“Dear Humbert,—It is six in the evening, and I have only just got up, for I took laudanum yesterday and am quite stupefied. What a life! I would bet a good deal that you too are worse. Nevertheless I mean to go out to-night to hear Beethoven’s Septuor; I want it to warm my blood, and my favourite artists are playing it.
“The day after to-morrow I ought to read Hamlet at Massart’s. Shall I have strength to go through it? It lasts five hours. Of my audience of five only Madame Massart knows anything of the play.
“I feel almost afraid of bringing these artist natures too abruptly face to face with this supreme manifestation of genius. It seems to me like giving sight suddenly to one born blind.
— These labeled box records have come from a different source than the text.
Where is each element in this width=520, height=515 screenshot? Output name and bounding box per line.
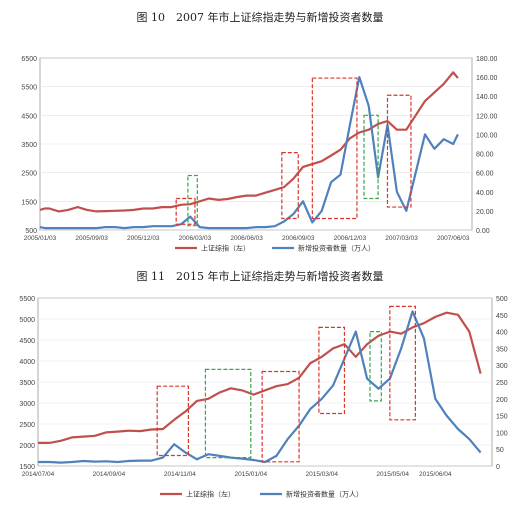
y-right-tick-label: 100.00 <box>476 132 498 139</box>
highlight-box <box>318 326 346 415</box>
highlight-box <box>311 77 358 220</box>
y-right-tick-label: 300 <box>496 363 508 370</box>
highlight-box <box>175 197 196 225</box>
x-tick-label: 2007/06/03 <box>437 235 470 242</box>
highlight-box <box>204 368 252 459</box>
x-tick-label: 2006/06/03 <box>230 235 263 242</box>
y-right-tick-label: 250 <box>496 380 508 387</box>
y-left-tick-label: 6500 <box>21 56 37 63</box>
y-left-tick-label: 4500 <box>21 113 37 120</box>
y-right-tick-label: 100 <box>496 430 508 437</box>
figure-10: 图 10 2007 年市上证综指走势与新增投资者数量 500 1500 2500 35… <box>21 11 498 253</box>
y-left-tick-label: 3500 <box>21 142 37 149</box>
figure-11: 图 11 2015 年市上证综指走势与新增投资者数量 1500 2000 2500 3… <box>0 258 520 515</box>
highlight-box <box>156 385 189 457</box>
x-tick-label: 2015/03/04 <box>305 471 338 478</box>
y-right-tick-label: 160.00 <box>476 75 498 82</box>
y-left-tick-label: 5000 <box>19 317 35 324</box>
legend-label: 新增投资者数量（万人） <box>298 244 375 253</box>
y-right-tick-label: 80.00 <box>476 152 494 159</box>
y-right-tick-label: 350 <box>496 346 508 353</box>
series-line-investors <box>39 75 459 230</box>
y-right-tick-label: 20.00 <box>476 209 494 216</box>
x-tick-label: 2014/11/04 <box>164 471 196 478</box>
y-right-tick-label: 400 <box>496 330 508 337</box>
y-right-tick-label: 50 <box>496 447 504 454</box>
x-tick-label: 2014/07/04 <box>22 471 55 478</box>
chart-figure-10: 500 1500 2500 3500 4500 5500 6500 0.00 20.00 40.0… <box>21 56 498 253</box>
y-right-tick-label: 0 <box>496 464 500 471</box>
y-left-tick-label: 2500 <box>21 171 37 178</box>
x-tick-label: 2005/12/03 <box>127 235 160 242</box>
figure-10-title: 图 10 2007 年市上证综指走势与新增投资者数量 <box>136 11 384 24</box>
x-tick-label: 2006/09/03 <box>282 235 315 242</box>
legend-label: 新增投资者数量（万人） <box>286 490 363 499</box>
y-right-tick-label: 200 <box>496 397 508 404</box>
series-line-index <box>39 71 459 213</box>
highlight-box <box>281 152 299 220</box>
highlight-box <box>386 94 412 208</box>
y-right-tick-label: 0.00 <box>476 228 490 235</box>
x-tick-label: 2014/09/04 <box>93 471 126 478</box>
y-right-tick-label: 120.00 <box>476 113 498 120</box>
highlight-box <box>261 370 300 463</box>
legend-label: 上证综指（左） <box>186 490 235 499</box>
y-left-tick-label: 4000 <box>19 359 35 366</box>
y-left-tick-label: 5500 <box>19 296 35 303</box>
highlight-box <box>389 305 416 421</box>
y-right-tick-label: 60.00 <box>476 171 494 178</box>
y-left-tick-label: 3500 <box>19 380 35 387</box>
y-right-tick-label: 180.00 <box>476 56 498 63</box>
figure-11-title: 图 11 2015 年市上证综指走势与新增投资者数量 <box>136 270 384 283</box>
y-right-tick-label: 40.00 <box>476 190 494 197</box>
x-tick-label: 2015/01/04 <box>235 471 268 478</box>
x-tick-label: 2015/05/04 <box>376 471 409 478</box>
y-left-tick-label: 5500 <box>21 85 37 92</box>
chart-figure-11: 1500 2000 2500 3000 3500 4000 4500 5000 5500 0 50 1… <box>19 296 508 499</box>
highlight-box <box>363 114 379 200</box>
y-left-tick-label: 4500 <box>19 338 35 345</box>
y-left-tick-label: 2000 <box>19 443 35 450</box>
y-left-tick-label: 500 <box>25 228 37 235</box>
y-right-tick-label: 500 <box>496 296 508 303</box>
y-right-tick-label: 150 <box>496 414 508 421</box>
y-left-tick-label: 3000 <box>19 401 35 408</box>
y-left-tick-label: 1500 <box>19 464 35 471</box>
x-tick-label: 2015/06/04 <box>419 471 452 478</box>
y-right-tick-label: 450 <box>496 313 508 320</box>
series-line-index <box>38 311 482 444</box>
y-left-tick-label: 1500 <box>21 199 37 206</box>
x-tick-label: 2007/03/03 <box>385 235 418 242</box>
x-tick-label: 2005/01/03 <box>24 235 57 242</box>
x-tick-label: 2006/03/03 <box>179 235 212 242</box>
legend-label: 上证综指（左） <box>201 244 250 253</box>
x-tick-label: 2005/09/03 <box>75 235 108 242</box>
x-tick-label: 2006/12/03 <box>334 235 367 242</box>
y-left-tick-label: 2500 <box>19 422 35 429</box>
y-right-tick-label: 140.00 <box>476 94 498 101</box>
highlight-box <box>369 330 382 402</box>
series-line-investors <box>38 310 482 464</box>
“I believe they will understand it, for I know them well; but to be forty-five or fifty and not know Hamlet! One might as well have lived down a coal mine. Shakespeare says:
“Glory is like a circle in the water
Which never ceaseth to enlarge itself
Till, by wide spreading, it disperse to naught.”
“26th April 1865.—How can I tell you what is cooking in the musical cauldron of Paris? I have got out of it and hardly ever get in again.
“I went to a general rehearsal of Meyerbeer’s Africaine, which lasted from half-past seven to half-past one.
“I don’t think I am likely to go again.
“Joachim, the celebrated German violinist, has been here ten days; he plays nearly every evening at different houses. Thus I heard Beethoven’s piano trio in B♭♯, the sonata in A, and the quartett in E minor—the music of the starry spheres.
“You will quite understand that after this I am in no mood for listening to commonplace productions praised by the Mayor and Town Council.